Federal Reserve’s Limited Rate Cuts Expected in 2026, Say BlackRock Strategists

BlackRock strategists are forecasting a restrained pace of Federal Reserve interest-rate cuts in 2026, suggesting that the U.S. central bank has limited room for easing unless economic conditions deteriorate significantly.

According to the latest BlackRock Investment Institute analysis, the Fed’s current rate-cut cycle is viewed more as a normalization of policy than a shift toward aggressive monetary easing. With roughly 175 basis points of rate reductions already delivered since late 2024, the federal funds rate is approaching estimates of neutral, leaving modest room for further cuts next year absent a sharp downturn in the labor market or economic activity. This implies only a few cuts — if any — may occur in 2026 rather than a large easing cycle.
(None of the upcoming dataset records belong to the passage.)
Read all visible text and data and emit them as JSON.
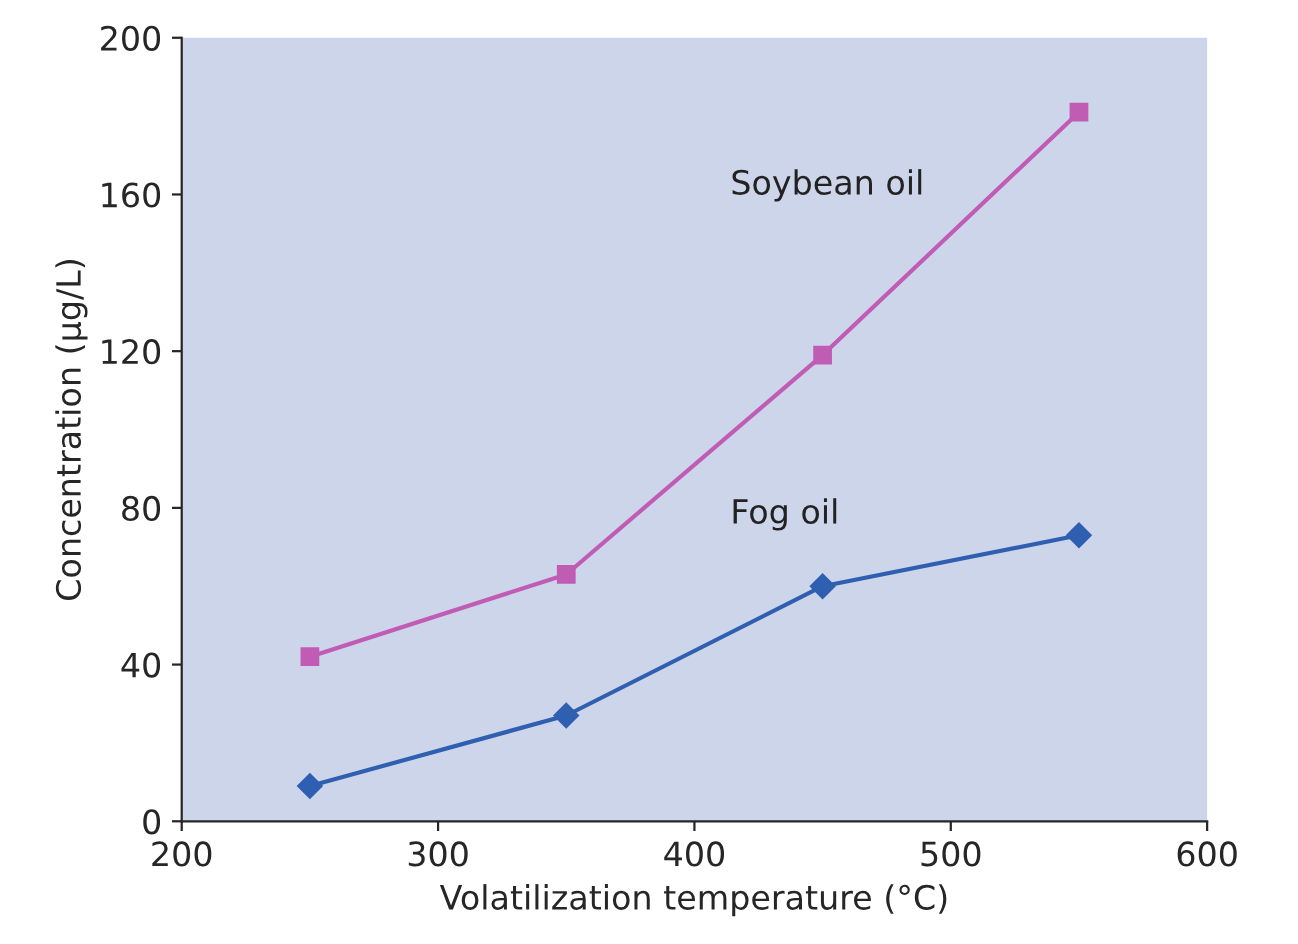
{
  "chart_data": {
    "type": "line",
    "xlabel": "Volatilization temperature (°C)",
    "ylabel": "Concentration (µg/L)",
    "x": [
      250,
      350,
      450,
      550
    ],
    "series": [
      {
        "name": "Soybean oil",
        "color": "#c05cb4",
        "values": [
          42,
          63,
          119,
          181
        ],
        "marker": "square"
      },
      {
        "name": "Fog oil",
        "color": "#2f5fb0",
        "values": [
          9,
          27,
          60,
          73
        ],
        "marker": "diamond"
      }
    ],
    "xlim": [
      200,
      600
    ],
    "xticks": [
      200,
      300,
      400,
      500,
      600
    ],
    "ylim": [
      0,
      200
    ],
    "yticks": [
      0,
      40,
      80,
      120,
      160,
      200
    ],
    "legend": false,
    "grid": false
  }
}
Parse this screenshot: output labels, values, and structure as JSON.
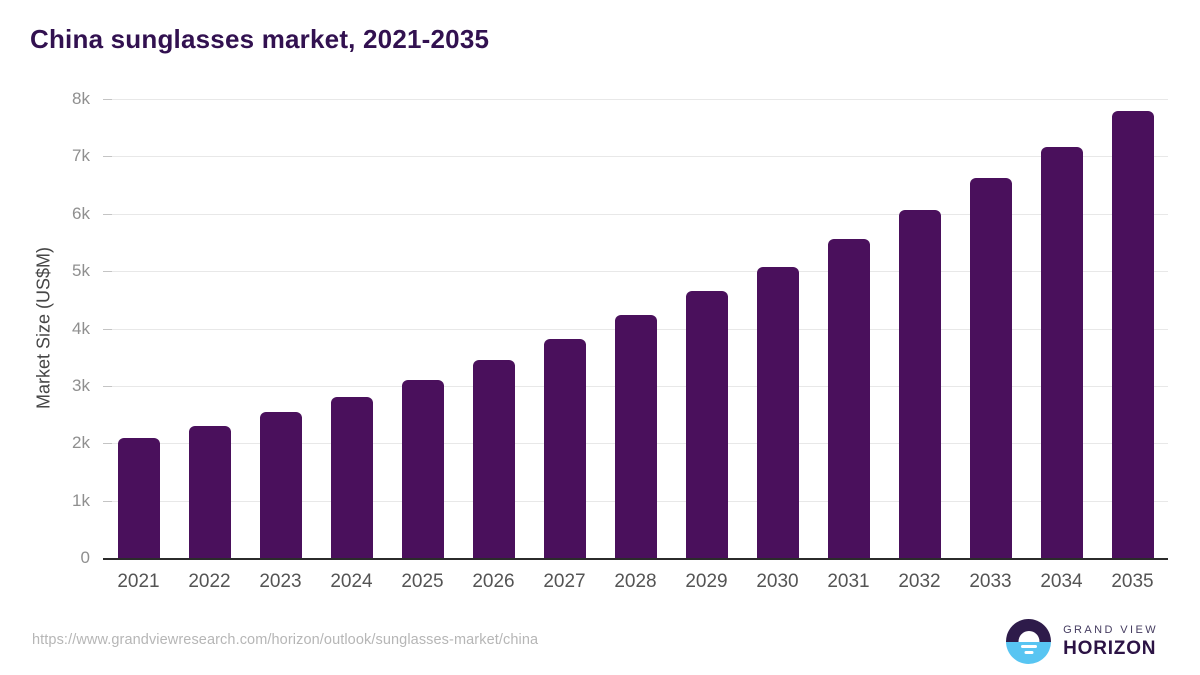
{
  "title": "China sunglasses market, 2021-2035",
  "chart_data": {
    "type": "bar",
    "title": "China sunglasses market, 2021-2035",
    "categories": [
      "2021",
      "2022",
      "2023",
      "2024",
      "2025",
      "2026",
      "2027",
      "2028",
      "2029",
      "2030",
      "2031",
      "2032",
      "2033",
      "2034",
      "2035"
    ],
    "values": [
      2100,
      2300,
      2540,
      2810,
      3100,
      3450,
      3810,
      4240,
      4650,
      5080,
      5560,
      6070,
      6620,
      7170,
      7790
    ],
    "xlabel": "",
    "ylabel": "Market Size (US$M)",
    "ylim": [
      0,
      8000
    ],
    "yticks": [
      {
        "value": 0,
        "label": "0"
      },
      {
        "value": 1000,
        "label": "1k"
      },
      {
        "value": 2000,
        "label": "2k"
      },
      {
        "value": 3000,
        "label": "3k"
      },
      {
        "value": 4000,
        "label": "4k"
      },
      {
        "value": 5000,
        "label": "5k"
      },
      {
        "value": 6000,
        "label": "6k"
      },
      {
        "value": 7000,
        "label": "7k"
      },
      {
        "value": 8000,
        "label": "8k"
      }
    ],
    "grid": "horizontal-only",
    "legend": "none",
    "bar_color": "#4a105c"
  },
  "colors": {
    "title": "#321150",
    "bar": "#4a105c",
    "axis_line": "#2b2b2b",
    "gridline": "#e8e8e8",
    "y_tick_label": "#8f8f8f",
    "x_tick_label": "#545454",
    "source_url": "#b6b6b6",
    "logo_dark": "#2e1b4a",
    "logo_blue": "#58c5f2"
  },
  "footer": {
    "source_url": "https://www.grandviewresearch.com/horizon/outlook/sunglasses-market/china",
    "logo": {
      "line1": "GRAND VIEW",
      "line2": "HORIZON"
    }
  }
}
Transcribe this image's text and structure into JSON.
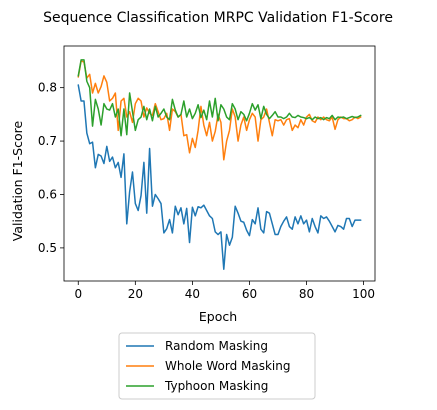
{
  "chart_data": {
    "type": "line",
    "title": "Sequence Classification MRPC Validation F1-Score",
    "xlabel": "Epoch",
    "ylabel": "Validation F1-Score",
    "xlim": [
      -5,
      104
    ],
    "ylim": [
      0.438,
      0.878
    ],
    "xticks": [
      0,
      20,
      40,
      60,
      80,
      100
    ],
    "yticks": [
      0.5,
      0.6,
      0.7,
      0.8
    ],
    "grid": false,
    "legend_position": "bottom-center",
    "series": [
      {
        "name": "Random Masking",
        "color": "#1f77b4",
        "values": [
          0.805,
          0.775,
          0.775,
          0.715,
          0.695,
          0.698,
          0.65,
          0.675,
          0.672,
          0.658,
          0.69,
          0.662,
          0.67,
          0.65,
          0.66,
          0.632,
          0.676,
          0.545,
          0.605,
          0.642,
          0.583,
          0.57,
          0.598,
          0.66,
          0.565,
          0.686,
          0.578,
          0.6,
          0.592,
          0.583,
          0.528,
          0.536,
          0.553,
          0.528,
          0.578,
          0.562,
          0.575,
          0.545,
          0.574,
          0.51,
          0.576,
          0.56,
          0.577,
          0.575,
          0.58,
          0.57,
          0.56,
          0.555,
          0.53,
          0.525,
          0.53,
          0.46,
          0.525,
          0.505,
          0.52,
          0.578,
          0.565,
          0.55,
          0.548,
          0.533,
          0.523,
          0.553,
          0.545,
          0.575,
          0.535,
          0.528,
          0.568,
          0.565,
          0.545,
          0.525,
          0.525,
          0.54,
          0.55,
          0.558,
          0.54,
          0.535,
          0.558,
          0.545,
          0.56,
          0.545,
          0.552,
          0.53,
          0.555,
          0.54,
          0.528,
          0.56,
          0.555,
          0.558,
          0.55,
          0.54,
          0.53,
          0.542,
          0.54,
          0.535,
          0.555,
          0.555,
          0.54,
          0.552,
          0.552,
          0.552
        ]
      },
      {
        "name": "Whole Word Masking",
        "color": "#ff7f0e",
        "values": [
          0.82,
          0.85,
          0.848,
          0.818,
          0.825,
          0.79,
          0.808,
          0.79,
          0.802,
          0.822,
          0.81,
          0.775,
          0.78,
          0.79,
          0.72,
          0.775,
          0.78,
          0.745,
          0.755,
          0.735,
          0.77,
          0.78,
          0.775,
          0.745,
          0.762,
          0.752,
          0.748,
          0.77,
          0.755,
          0.74,
          0.742,
          0.752,
          0.72,
          0.76,
          0.755,
          0.745,
          0.75,
          0.71,
          0.712,
          0.678,
          0.705,
          0.688,
          0.72,
          0.765,
          0.73,
          0.71,
          0.735,
          0.7,
          0.718,
          0.75,
          0.735,
          0.665,
          0.7,
          0.72,
          0.76,
          0.745,
          0.7,
          0.73,
          0.745,
          0.72,
          0.74,
          0.752,
          0.745,
          0.7,
          0.74,
          0.745,
          0.76,
          0.735,
          0.71,
          0.74,
          0.738,
          0.74,
          0.73,
          0.74,
          0.742,
          0.72,
          0.73,
          0.725,
          0.74,
          0.73,
          0.745,
          0.75,
          0.738,
          0.735,
          0.745,
          0.74,
          0.745,
          0.74,
          0.738,
          0.745,
          0.722,
          0.74,
          0.745,
          0.742,
          0.742,
          0.738,
          0.74,
          0.745,
          0.742,
          0.745
        ]
      },
      {
        "name": "Typhoon Masking",
        "color": "#2ca02c",
        "values": [
          0.822,
          0.852,
          0.852,
          0.812,
          0.8,
          0.728,
          0.778,
          0.76,
          0.73,
          0.77,
          0.76,
          0.758,
          0.77,
          0.745,
          0.76,
          0.71,
          0.76,
          0.712,
          0.79,
          0.755,
          0.72,
          0.74,
          0.745,
          0.765,
          0.74,
          0.76,
          0.738,
          0.765,
          0.745,
          0.752,
          0.76,
          0.745,
          0.74,
          0.778,
          0.758,
          0.745,
          0.75,
          0.775,
          0.745,
          0.76,
          0.742,
          0.752,
          0.768,
          0.744,
          0.758,
          0.74,
          0.775,
          0.745,
          0.78,
          0.738,
          0.768,
          0.76,
          0.745,
          0.74,
          0.77,
          0.76,
          0.74,
          0.755,
          0.75,
          0.738,
          0.752,
          0.77,
          0.758,
          0.768,
          0.742,
          0.765,
          0.75,
          0.742,
          0.748,
          0.755,
          0.745,
          0.745,
          0.742,
          0.745,
          0.752,
          0.745,
          0.744,
          0.748,
          0.745,
          0.744,
          0.742,
          0.744,
          0.74,
          0.745,
          0.742,
          0.744,
          0.74,
          0.744,
          0.742,
          0.748,
          0.74,
          0.745,
          0.744,
          0.745,
          0.742,
          0.744,
          0.746,
          0.744,
          0.745,
          0.748
        ]
      }
    ]
  }
}
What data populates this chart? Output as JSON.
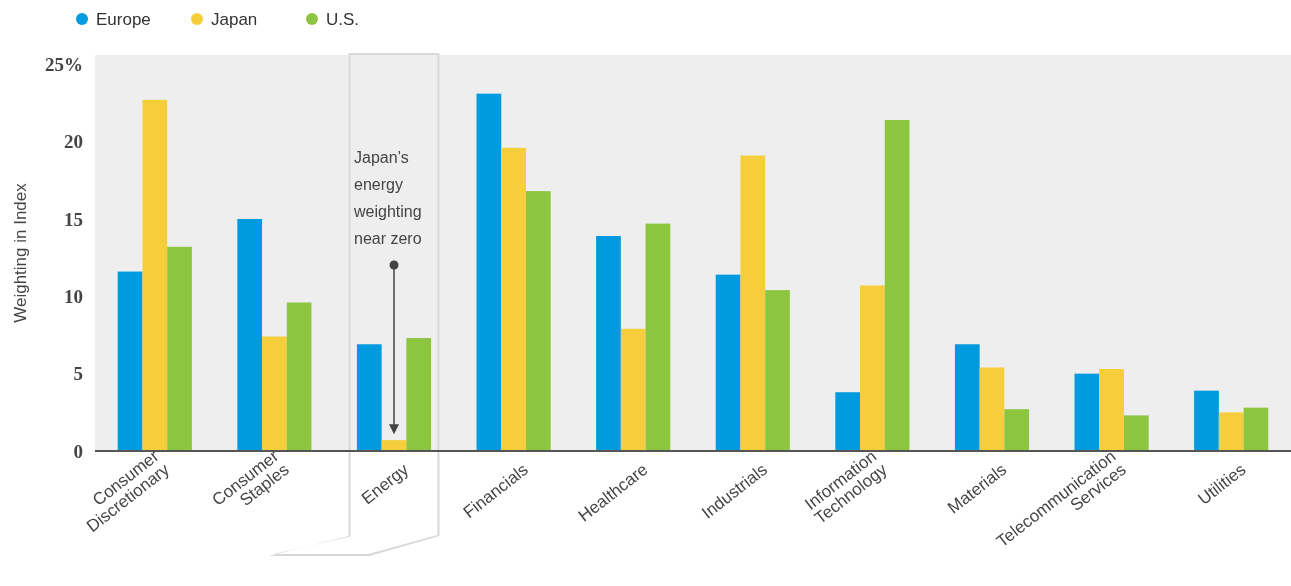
{
  "chart_data": {
    "type": "bar",
    "ylabel": "Weighting in Index",
    "categories": [
      "Consumer Discretionary",
      "Consumer Staples",
      "Energy",
      "Financials",
      "Healthcare",
      "Industrials",
      "Information Technology",
      "Materials",
      "Telecommunication Services",
      "Utilities"
    ],
    "series": [
      {
        "name": "Europe",
        "color": "#009ade",
        "values": [
          11.6,
          15.0,
          6.9,
          23.1,
          13.9,
          11.4,
          3.8,
          6.9,
          5.0,
          3.9
        ]
      },
      {
        "name": "Japan",
        "color": "#f6ce3c",
        "values": [
          22.7,
          7.4,
          0.7,
          19.6,
          7.9,
          19.1,
          10.7,
          5.4,
          5.3,
          2.5
        ]
      },
      {
        "name": "U.S.",
        "color": "#8cc540",
        "values": [
          13.2,
          9.6,
          7.3,
          16.8,
          14.7,
          10.4,
          21.4,
          2.7,
          2.3,
          2.8
        ]
      }
    ],
    "ylim": [
      0,
      25.6
    ],
    "yticks": [
      0,
      5,
      10,
      15,
      20,
      {
        "value": 25,
        "label": "25%"
      }
    ],
    "grid": false,
    "legend": "top left",
    "annotations": [
      "Japan’s energy weighting near zero"
    ]
  }
}
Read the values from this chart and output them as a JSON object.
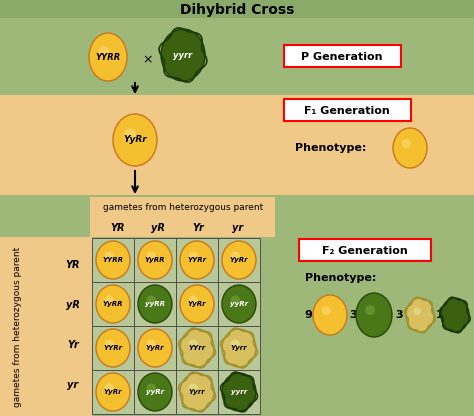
{
  "title": "Dihybrid Cross",
  "p1_label": "YYRR",
  "p2_label": "yyrr",
  "f1_label": "YyRr",
  "p_gen_text": "P Generation",
  "f1_gen_text": "F₁ Generation",
  "f2_gen_text": "F₂ Generation",
  "phenotype_text": "Phenotype:",
  "gametes_top": [
    "YR",
    "yR",
    "Yr",
    "yr"
  ],
  "gametes_left": [
    "YR",
    "yR",
    "Yr",
    "yr"
  ],
  "grid_labels": [
    [
      "YYRR",
      "YyRR",
      "YYRr",
      "YyRr"
    ],
    [
      "YyRR",
      "yyRR",
      "YyRr",
      "yyRr"
    ],
    [
      "YYRr",
      "YyRr",
      "YYrr",
      "Yyrr"
    ],
    [
      "YyRr",
      "yyRr",
      "Yyrr",
      "yyrr"
    ]
  ],
  "bg_title": "#8aaa6a",
  "bg_green": "#9eb87a",
  "bg_orange": "#f0c888",
  "yellow_main": "#f5c030",
  "yellow_shine": "#fbe080",
  "yellow_edge": "#c87818",
  "green_main": "#4a7818",
  "green_shine": "#78a840",
  "green_edge": "#284808",
  "yellow_wr_main": "#d8c060",
  "yellow_wr_shine": "#ece898",
  "yellow_wr_edge": "#a09030",
  "green_wr_main": "#3a6010",
  "green_wr_edge": "#1a3808"
}
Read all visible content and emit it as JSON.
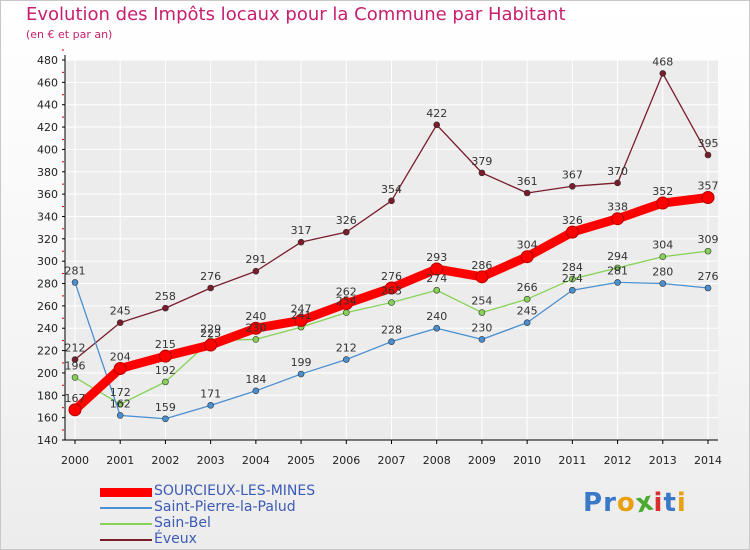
{
  "header": {
    "title": "Evolution des Impôts locaux pour la Commune par Habitant",
    "subtitle": "(en € et par an)"
  },
  "colors": {
    "title": "#c71f6e",
    "grid": "#ffffff",
    "axis": "#000000",
    "tick_marks": "#cc0000"
  },
  "chart_data": {
    "type": "line",
    "title": "Evolution des Impôts locaux pour la Commune par Habitant",
    "subtitle": "(en € et par an)",
    "xlabel": "",
    "ylabel": "",
    "ylim": [
      140,
      480
    ],
    "ytick_step": 20,
    "yticks": [
      "140",
      "160",
      "180",
      "200",
      "220",
      "240",
      "260",
      "280",
      "300",
      "320",
      "340",
      "360",
      "380",
      "400",
      "420",
      "440",
      "460",
      "480"
    ],
    "x": [
      "2000",
      "2001",
      "2002",
      "2003",
      "2004",
      "2005",
      "2006",
      "2007",
      "2008",
      "2009",
      "2010",
      "2011",
      "2012",
      "2013",
      "2014"
    ],
    "grid": true,
    "legend_position": "bottom-left",
    "series": [
      {
        "name": "SOURCIEUX-LES-MINES",
        "color": "#ff0000",
        "legend_text_color": "#3d5bb5",
        "values": [
          167,
          204,
          215,
          225,
          240,
          247,
          262,
          276,
          293,
          286,
          304,
          326,
          338,
          352,
          357
        ],
        "labels": [
          "167",
          "204",
          "215",
          "225",
          "240",
          "247",
          "262",
          "276",
          "293",
          "286",
          "304",
          "326",
          "338",
          "352",
          "357"
        ]
      },
      {
        "name": "Saint-Pierre-la-Palud",
        "color": "#4a8fd0",
        "legend_text_color": "#3d5bb5",
        "values": [
          281,
          162,
          159,
          171,
          184,
          199,
          212,
          228,
          240,
          230,
          245,
          274,
          281,
          280,
          276
        ],
        "labels": [
          "281",
          "162",
          "159",
          "171",
          "184",
          "199",
          "212",
          "228",
          "240",
          "230",
          "245",
          "274",
          "281",
          "280",
          "276"
        ]
      },
      {
        "name": "Sain-Bel",
        "color": "#86d256",
        "legend_text_color": "#3d5bb5",
        "values": [
          196,
          172,
          192,
          229,
          230,
          241,
          254,
          263,
          274,
          254,
          266,
          284,
          294,
          304,
          309
        ],
        "labels": [
          "196",
          "172",
          "192",
          "229",
          "230",
          "241",
          "254",
          "263",
          "274",
          "254",
          "266",
          "284",
          "294",
          "304",
          "309"
        ]
      },
      {
        "name": "Éveux",
        "color": "#7a1c2c",
        "legend_text_color": "#3d5bb5",
        "values": [
          212,
          245,
          258,
          276,
          291,
          317,
          326,
          354,
          422,
          379,
          361,
          367,
          370,
          468,
          395
        ],
        "labels": [
          "212",
          "245",
          "258",
          "276",
          "291",
          "317",
          "326",
          "354",
          "422",
          "379",
          "361",
          "367",
          "370",
          "468",
          "395"
        ]
      }
    ]
  },
  "logo": {
    "letters": [
      "P",
      "r",
      "o",
      "x",
      "i",
      "t",
      "i"
    ],
    "colors": [
      "#3a78c8",
      "#3a78c8",
      "#e8a010",
      "#4aaa30",
      "#d83030",
      "#3a78c8",
      "#e8a010"
    ]
  }
}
BlackRock’s view aligns with caution from other strategists who believe the Fed will weigh incoming inflation and labor data carefully before adjusting policy further, rather than pushing deeply into accommodative territory.

Why it matters:

Rate expectation shift: Markets are adjusting to the idea that major easing may be over or limited in scope.

Equity and credit implications: A slower pace of cuts can influence risk-asset pricing through 2026.

Policy uncertainty: Investors will closely monitor incoming economic data for clues on timing and magnitude of future cuts.

Bottom line: BlackRock strategists see only modest further rate cuts in 2026, reinforcing a narrative of cautious monetary easing ahead.